Yes, it’s that’s time of year again. Time to reflect on the past year and prepare for the new one. In that spirit, Hilary asked the team recently what we’re each reading. The answers were surprising – and led to a few laughs, to be sure.
Non-fiction. Fantasy. Sci-Fi. Existential. The list came back as varied as we are here at the Rhabit HQ. We’ve summarized them here – would you add any to our list?
Talent Wins by Ram Charan, Dominic Barton, Dennis Carey
Talent Wins is Rhabit Analytics’ Inner Circle first book selection for this simple reason: We believe in the power of strategic alliances. When the CHRO, CFO, and CEO have are aligned, they can effectively lead and train their organization to follow the company’s strategic goals. The authors of Talent Wins agree. The book serves as an insider’s guide on how to create alignment in the C-Suite, identifying your Top 2%, and enabling change as a united front. Using case studies to support their position, an HR Executive or CEO could easily apply the principals outlined in the well-curated chapters. Despite being classified as a “Professional Development” book, Talent Wins is a light read that balances strategy with storytelling.
Talking to Strangers (On Audiobook) by Malcolm Gladwell
I “read” this through Audible, so I had a slightly different experience than if I read it on paper. The audiobook is narrated by Gladwell, peppered with audio of his interviews and soundbites that bring his studies to life. If you’re a fan of Gladwell you know what to expect; Talking to Strangers doesn’t deviate away from offering challenging perspectives into everyday interactions.
The book explores how we do – and don’t – communicate with one another. How we struggle with miscommunication, honoring others at face value and weeding through our own thoughts to understand someone’s message. Gladwell studies historical villains who succeeded in duping entire nations, and how failure to communicate can create catastrophic outcomes. In the end, you’re left assessing your own perceptions on how you communicate, and how you approach talking to strangers.

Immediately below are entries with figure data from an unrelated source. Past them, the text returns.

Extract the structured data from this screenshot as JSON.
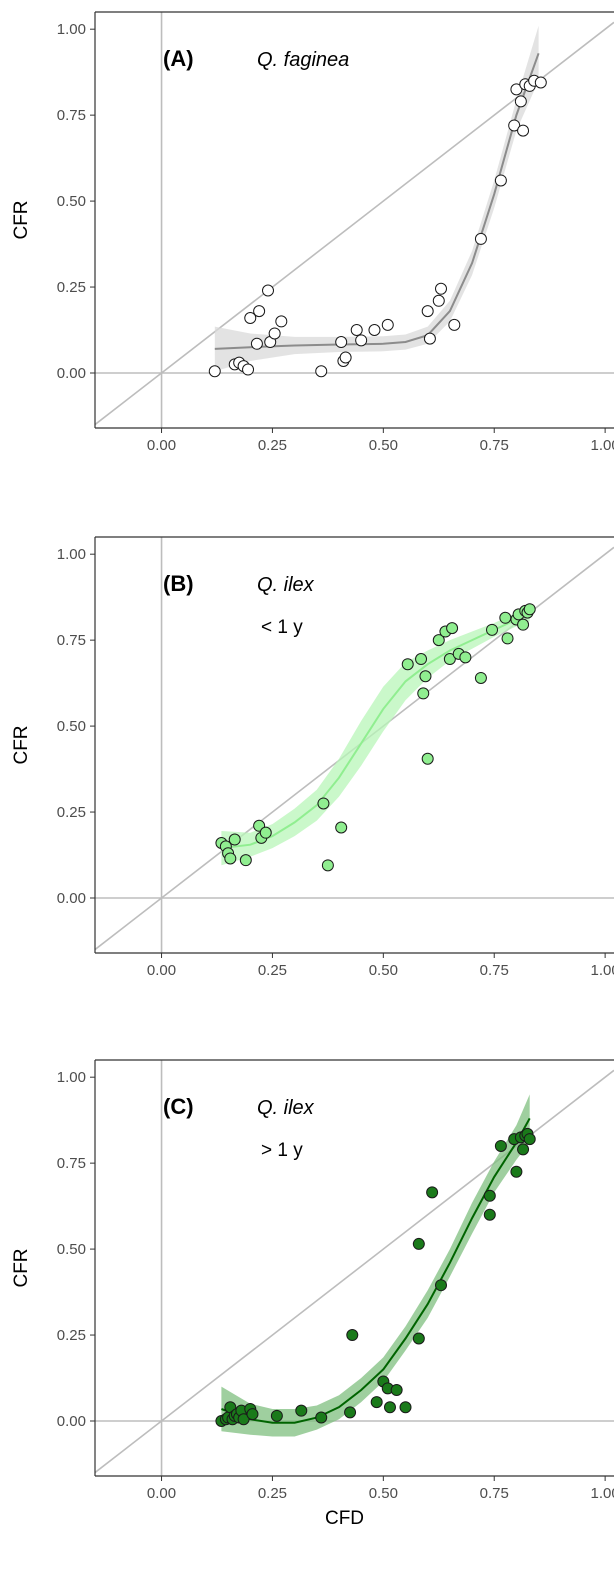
{
  "chart_data": [
    {
      "type": "scatter",
      "panel": "(A)",
      "species": "Q. faginea",
      "age": "",
      "xlabel": "",
      "ylabel": "CFR",
      "xlim": [
        -0.15,
        1.02
      ],
      "ylim": [
        -0.16,
        1.05
      ],
      "xticks": [
        "0.00",
        "0.25",
        "0.50",
        "0.75",
        "1.00"
      ],
      "yticks": [
        "0.00",
        "0.25",
        "0.50",
        "0.75",
        "1.00"
      ],
      "reference_lines": [
        "y = x",
        "x = 0",
        "y = 0"
      ],
      "point_fill": "#ffffff",
      "line_color": "#8c8c8c",
      "band_color": "#d9d9d9",
      "points": [
        [
          0.12,
          0.005
        ],
        [
          0.165,
          0.025
        ],
        [
          0.175,
          0.03
        ],
        [
          0.185,
          0.02
        ],
        [
          0.195,
          0.01
        ],
        [
          0.2,
          0.16
        ],
        [
          0.215,
          0.085
        ],
        [
          0.22,
          0.18
        ],
        [
          0.24,
          0.24
        ],
        [
          0.245,
          0.09
        ],
        [
          0.255,
          0.115
        ],
        [
          0.27,
          0.15
        ],
        [
          0.36,
          0.005
        ],
        [
          0.41,
          0.035
        ],
        [
          0.405,
          0.09
        ],
        [
          0.415,
          0.045
        ],
        [
          0.44,
          0.125
        ],
        [
          0.45,
          0.095
        ],
        [
          0.48,
          0.125
        ],
        [
          0.51,
          0.14
        ],
        [
          0.6,
          0.18
        ],
        [
          0.605,
          0.1
        ],
        [
          0.625,
          0.21
        ],
        [
          0.63,
          0.245
        ],
        [
          0.66,
          0.14
        ],
        [
          0.72,
          0.39
        ],
        [
          0.765,
          0.56
        ],
        [
          0.795,
          0.72
        ],
        [
          0.8,
          0.825
        ],
        [
          0.81,
          0.79
        ],
        [
          0.815,
          0.705
        ],
        [
          0.82,
          0.84
        ],
        [
          0.83,
          0.835
        ],
        [
          0.84,
          0.85
        ],
        [
          0.855,
          0.845
        ]
      ],
      "fit": [
        [
          0.12,
          0.07
        ],
        [
          0.2,
          0.075
        ],
        [
          0.3,
          0.08
        ],
        [
          0.4,
          0.083
        ],
        [
          0.5,
          0.085
        ],
        [
          0.55,
          0.09
        ],
        [
          0.6,
          0.11
        ],
        [
          0.65,
          0.18
        ],
        [
          0.7,
          0.32
        ],
        [
          0.75,
          0.52
        ],
        [
          0.8,
          0.75
        ],
        [
          0.85,
          0.93
        ]
      ],
      "band_half_width": [
        0.065,
        0.04,
        0.025,
        0.022,
        0.022,
        0.022,
        0.025,
        0.03,
        0.035,
        0.04,
        0.045,
        0.08
      ]
    },
    {
      "type": "scatter",
      "panel": "(B)",
      "species": "Q. ilex",
      "age": "< 1 y",
      "xlabel": "",
      "ylabel": "CFR",
      "xlim": [
        -0.15,
        1.02
      ],
      "ylim": [
        -0.16,
        1.05
      ],
      "xticks": [
        "0.00",
        "0.25",
        "0.50",
        "0.75",
        "1.00"
      ],
      "yticks": [
        "0.00",
        "0.25",
        "0.50",
        "0.75",
        "1.00"
      ],
      "reference_lines": [
        "y = x",
        "x = 0",
        "y = 0"
      ],
      "point_fill": "#90ee90",
      "line_color": "#90ee90",
      "band_color": "#b8f5b8",
      "points": [
        [
          0.135,
          0.16
        ],
        [
          0.145,
          0.15
        ],
        [
          0.15,
          0.13
        ],
        [
          0.155,
          0.115
        ],
        [
          0.165,
          0.17
        ],
        [
          0.19,
          0.11
        ],
        [
          0.22,
          0.21
        ],
        [
          0.225,
          0.175
        ],
        [
          0.235,
          0.19
        ],
        [
          0.365,
          0.275
        ],
        [
          0.375,
          0.095
        ],
        [
          0.405,
          0.205
        ],
        [
          0.555,
          0.68
        ],
        [
          0.585,
          0.695
        ],
        [
          0.59,
          0.595
        ],
        [
          0.595,
          0.645
        ],
        [
          0.6,
          0.405
        ],
        [
          0.625,
          0.75
        ],
        [
          0.64,
          0.775
        ],
        [
          0.65,
          0.695
        ],
        [
          0.655,
          0.785
        ],
        [
          0.67,
          0.71
        ],
        [
          0.685,
          0.7
        ],
        [
          0.72,
          0.64
        ],
        [
          0.745,
          0.78
        ],
        [
          0.775,
          0.815
        ],
        [
          0.78,
          0.755
        ],
        [
          0.8,
          0.81
        ],
        [
          0.805,
          0.825
        ],
        [
          0.815,
          0.795
        ],
        [
          0.82,
          0.835
        ],
        [
          0.825,
          0.83
        ],
        [
          0.83,
          0.84
        ]
      ],
      "fit": [
        [
          0.135,
          0.145
        ],
        [
          0.2,
          0.155
        ],
        [
          0.25,
          0.18
        ],
        [
          0.3,
          0.22
        ],
        [
          0.35,
          0.27
        ],
        [
          0.4,
          0.35
        ],
        [
          0.45,
          0.45
        ],
        [
          0.5,
          0.55
        ],
        [
          0.55,
          0.63
        ],
        [
          0.6,
          0.68
        ],
        [
          0.65,
          0.72
        ],
        [
          0.7,
          0.75
        ],
        [
          0.75,
          0.78
        ],
        [
          0.8,
          0.81
        ],
        [
          0.83,
          0.83
        ]
      ],
      "band_half_width": [
        0.05,
        0.035,
        0.035,
        0.04,
        0.045,
        0.055,
        0.065,
        0.065,
        0.055,
        0.04,
        0.03,
        0.025,
        0.02,
        0.02,
        0.025
      ]
    },
    {
      "type": "scatter",
      "panel": "(C)",
      "species": "Q. ilex",
      "age": "> 1 y",
      "xlabel": "CFD",
      "ylabel": "CFR",
      "xlim": [
        -0.15,
        1.02
      ],
      "ylim": [
        -0.16,
        1.05
      ],
      "xticks": [
        "0.00",
        "0.25",
        "0.50",
        "0.75",
        "1.00"
      ],
      "yticks": [
        "0.00",
        "0.25",
        "0.50",
        "0.75",
        "1.00"
      ],
      "reference_lines": [
        "y = x",
        "x = 0",
        "y = 0"
      ],
      "point_fill": "#1a7a1a",
      "line_color": "#006400",
      "band_color": "#7fbf7f",
      "points": [
        [
          0.135,
          0.0
        ],
        [
          0.145,
          0.005
        ],
        [
          0.15,
          0.01
        ],
        [
          0.155,
          0.04
        ],
        [
          0.16,
          0.005
        ],
        [
          0.165,
          0.015
        ],
        [
          0.17,
          0.02
        ],
        [
          0.175,
          0.01
        ],
        [
          0.18,
          0.03
        ],
        [
          0.185,
          0.005
        ],
        [
          0.2,
          0.035
        ],
        [
          0.205,
          0.02
        ],
        [
          0.26,
          0.015
        ],
        [
          0.315,
          0.03
        ],
        [
          0.36,
          0.01
        ],
        [
          0.425,
          0.025
        ],
        [
          0.43,
          0.25
        ],
        [
          0.485,
          0.055
        ],
        [
          0.5,
          0.115
        ],
        [
          0.51,
          0.095
        ],
        [
          0.515,
          0.04
        ],
        [
          0.53,
          0.09
        ],
        [
          0.55,
          0.04
        ],
        [
          0.58,
          0.515
        ],
        [
          0.58,
          0.24
        ],
        [
          0.61,
          0.665
        ],
        [
          0.63,
          0.395
        ],
        [
          0.74,
          0.6
        ],
        [
          0.74,
          0.655
        ],
        [
          0.765,
          0.8
        ],
        [
          0.795,
          0.82
        ],
        [
          0.8,
          0.725
        ],
        [
          0.81,
          0.825
        ],
        [
          0.815,
          0.79
        ],
        [
          0.82,
          0.83
        ],
        [
          0.825,
          0.835
        ],
        [
          0.83,
          0.82
        ]
      ],
      "fit": [
        [
          0.135,
          0.035
        ],
        [
          0.2,
          0.005
        ],
        [
          0.25,
          -0.005
        ],
        [
          0.3,
          -0.005
        ],
        [
          0.35,
          0.01
        ],
        [
          0.4,
          0.04
        ],
        [
          0.45,
          0.09
        ],
        [
          0.5,
          0.15
        ],
        [
          0.55,
          0.24
        ],
        [
          0.6,
          0.34
        ],
        [
          0.65,
          0.46
        ],
        [
          0.7,
          0.59
        ],
        [
          0.75,
          0.71
        ],
        [
          0.8,
          0.81
        ],
        [
          0.83,
          0.88
        ]
      ],
      "band_half_width": [
        0.065,
        0.045,
        0.04,
        0.04,
        0.035,
        0.035,
        0.035,
        0.035,
        0.035,
        0.04,
        0.04,
        0.045,
        0.045,
        0.05,
        0.07
      ]
    }
  ]
}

Salt, Fat, Acid, Heat by Samin Nosrat
I wasn’t expecting to add a cookbook to the reading list, but after watching Netflix’s Salt, Fat, Acid, Heat I fell in love with Samin Nosrat. When her book popped up on sale on Amazon it made sense to add it to my forever growing collection of beautiful cookbooks. I was not expecting brilliant tutorials, guides, and gorgeous illustrations.
Even as a fairly skilled home cook, Salt, Fat, Acid, Heat offered techniques I never considered. This is a great cookbook for anyone interested in honing their skills or for a new cook looking to get started in the kitchen. Treat yourself or a loved one to this masterful work and enjoy the benefits of understanding the simple science behind home cooking.
Lead Software Engineer
Dune by Frank Herbert
“Science fiction is interesting to me because it explores the impact of technology on the human condition. After reading all of Asimov’s works, Dune was the next logical step.”
Alexander Schwall, Ph.D.
Co-founder & Chief Science Officer
The Power of Pull by John Hagel III, John Seely Brown, and Lang Davison
“Early days – jury’s still out but I’ll keep you posted.”
The Alchemist by Paulo Coelho
“I just finished The Alchemist after many years of hearing about it, then finally getting a copy passed to me from a friend. It was just finally time to read it for myself. I’ve practiced and studied yoga since 2014 and have often heard of the idea of Personal Legend (from the book) be compared to Dharma, or life’s purpose, in yoga.
I enjoyed the book and its message. It was also nice to return back to some spirituality after months of HR/tech focused reading… it’s all about balance, right?”
Jr. Full Stack Software Engineer
The Metamorphosis of Prime Intellect by Roger Williams
Digital Marketing Manager
The Plague by Albert Camus
J. Kevin Kelly
Co-founder & CEO
Work Rules! by Laszlo Bock
“Definitely recommend it. Lots of great anecdotes and supporting arguments.”